Still, the prevailing response from most Illinois fans seems to be "meh," and besides, those of us in Chicago are already used to defiantly refusing to call our major buildings by new names. (Don't you dare call it the Willis Tower.) So I suppose you might as well make a little money, right?

(Hat tip: Jeff Eisenberg)
1. Baylor coach Scott Drew could have had a myriad problems had he lost Cory Jefferson and Isaiah Austin to the NBA draft. Instead, Drew's primary offseason focus is what to do at the point. He has plenty of time to discuss, dissect and analyze over the summer, but his first inkling is to go with a combination of Gary Franklin and Brady Heslip to offset the departure of Pierre Jackson. Other options for Drew are Kenny Chery, a newcomer, or L.J. Rose, who was on the team last season. This is a critical upcoming year for the Bears.
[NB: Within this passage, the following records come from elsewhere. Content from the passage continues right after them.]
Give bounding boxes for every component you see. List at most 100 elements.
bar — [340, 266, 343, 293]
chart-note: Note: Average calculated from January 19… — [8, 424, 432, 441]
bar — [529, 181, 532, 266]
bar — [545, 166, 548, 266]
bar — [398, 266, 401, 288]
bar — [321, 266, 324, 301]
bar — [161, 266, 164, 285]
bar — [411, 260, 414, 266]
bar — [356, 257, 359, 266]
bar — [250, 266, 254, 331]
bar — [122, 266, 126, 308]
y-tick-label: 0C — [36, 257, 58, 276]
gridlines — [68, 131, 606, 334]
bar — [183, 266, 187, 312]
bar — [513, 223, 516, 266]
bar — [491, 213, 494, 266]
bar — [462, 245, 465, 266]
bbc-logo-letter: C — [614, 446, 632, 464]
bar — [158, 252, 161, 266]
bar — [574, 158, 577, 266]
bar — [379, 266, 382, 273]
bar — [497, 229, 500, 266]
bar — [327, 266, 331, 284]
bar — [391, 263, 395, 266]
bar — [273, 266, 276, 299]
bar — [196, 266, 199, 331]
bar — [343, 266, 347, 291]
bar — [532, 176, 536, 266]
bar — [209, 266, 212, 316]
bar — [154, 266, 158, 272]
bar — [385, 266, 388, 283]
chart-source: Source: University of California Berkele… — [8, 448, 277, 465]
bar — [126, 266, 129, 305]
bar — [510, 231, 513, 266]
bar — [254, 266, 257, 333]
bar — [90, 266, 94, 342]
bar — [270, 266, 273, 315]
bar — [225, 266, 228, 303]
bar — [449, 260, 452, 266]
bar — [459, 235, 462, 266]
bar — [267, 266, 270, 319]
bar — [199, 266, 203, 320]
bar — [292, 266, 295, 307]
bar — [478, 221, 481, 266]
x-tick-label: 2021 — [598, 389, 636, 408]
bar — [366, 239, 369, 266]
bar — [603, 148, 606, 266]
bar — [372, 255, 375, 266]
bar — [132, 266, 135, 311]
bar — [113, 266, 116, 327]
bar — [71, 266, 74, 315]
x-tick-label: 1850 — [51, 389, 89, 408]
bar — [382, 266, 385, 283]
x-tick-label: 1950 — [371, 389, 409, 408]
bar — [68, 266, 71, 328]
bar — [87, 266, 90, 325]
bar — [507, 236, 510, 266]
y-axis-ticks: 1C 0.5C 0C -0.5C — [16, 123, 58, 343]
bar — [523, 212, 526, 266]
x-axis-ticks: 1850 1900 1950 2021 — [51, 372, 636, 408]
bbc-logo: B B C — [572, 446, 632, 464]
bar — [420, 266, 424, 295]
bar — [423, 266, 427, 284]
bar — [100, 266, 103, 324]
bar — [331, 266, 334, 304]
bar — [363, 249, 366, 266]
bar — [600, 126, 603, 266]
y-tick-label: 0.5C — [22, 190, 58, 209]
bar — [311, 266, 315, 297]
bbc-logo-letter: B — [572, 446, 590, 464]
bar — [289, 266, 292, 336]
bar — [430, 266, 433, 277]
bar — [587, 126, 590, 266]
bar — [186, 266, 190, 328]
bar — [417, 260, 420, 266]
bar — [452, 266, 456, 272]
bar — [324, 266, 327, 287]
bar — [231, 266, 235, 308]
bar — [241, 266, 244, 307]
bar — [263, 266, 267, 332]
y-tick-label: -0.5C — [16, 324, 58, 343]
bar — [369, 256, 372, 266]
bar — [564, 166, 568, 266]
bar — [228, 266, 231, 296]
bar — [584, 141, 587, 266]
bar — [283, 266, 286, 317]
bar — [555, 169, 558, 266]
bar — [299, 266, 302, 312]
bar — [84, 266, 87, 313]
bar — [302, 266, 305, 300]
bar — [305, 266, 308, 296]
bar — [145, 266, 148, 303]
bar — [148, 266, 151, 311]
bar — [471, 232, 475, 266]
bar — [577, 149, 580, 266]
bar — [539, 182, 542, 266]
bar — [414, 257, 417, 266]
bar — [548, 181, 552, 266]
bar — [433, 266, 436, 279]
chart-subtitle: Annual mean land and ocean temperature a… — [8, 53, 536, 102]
The disappointment last season of not making the NCAA tournament was softened by the NIT championship. Now that Jefferson and Austin have returned, there is no excuse if the Bears don't make the 2014 field. The Big 12 will be down a bit with Oklahoma State and Kansas as the top two teams. Baylor has the personnel to beat out Iowa State, Kansas State and Oklahoma. But the onus will be on consistent play upfront and a stable point guard.

2. The UMass-Lowell job is open after Greg Herenda took the head coaching position at Fairleigh Dickinson. The Riverhawks are joining the America East next season but have a four-year waiting period to become eligible for postseason. North Dakota State is one of the best models for how to make this transition when Tim Miles and Saul Phillips set up the Bison to make the NCAAs in their first eligible year in 2009. Bryant University handled a similar transition, and while the Bulldogs didn't make the NCAAs in their first eligible year, Bryant spent a good portion of the 2012-13 season atop the NEC and ended up earning a berth in the CBI. The Riverhawks now have to follow a similar path and to do so have a shot to look at area schools for coaching talent. Former Boston College coach Al Skinner, his former assistant and current Northeastern assistant Pat Duquette and current Emerson head coach Jim O'Brien, who was the head coach at BC prior to Skinner, all could be in the mix for this position, according to sources. This is hardly a headline position, but everyone jumping up from Division II to I wants to make a splash. The America East grabbed UMass-Lowell to replace Boston University in the hope it can penetrate the Boston market, making it even more imperative to win the new conference with a coach that has local ties.

3. Ray McCallum Jr. announced his decision to declare for the NBA draft last week but it got lost amid other headline names making the tough call to stay or go. But don't dismiss the Detroit guard as an afterthought. McCallum Jr. could have easily gone to UCLA but chose to play for his father Ray at Detroit. McCallum will be an intriguing prospect to monitor throughout the team workouts and in Chicago over the next two months. Each decision is personal and that's why to guess what direction a player would go in this process is extremely difficult. McCallum chose to leave his dad's team and head to the NBA. Doug McDermott decided to stay and play for his dad at Creighton for one more year. McCallum, though, could very well end up being a higher pick in a draft that needs quality ball handlers.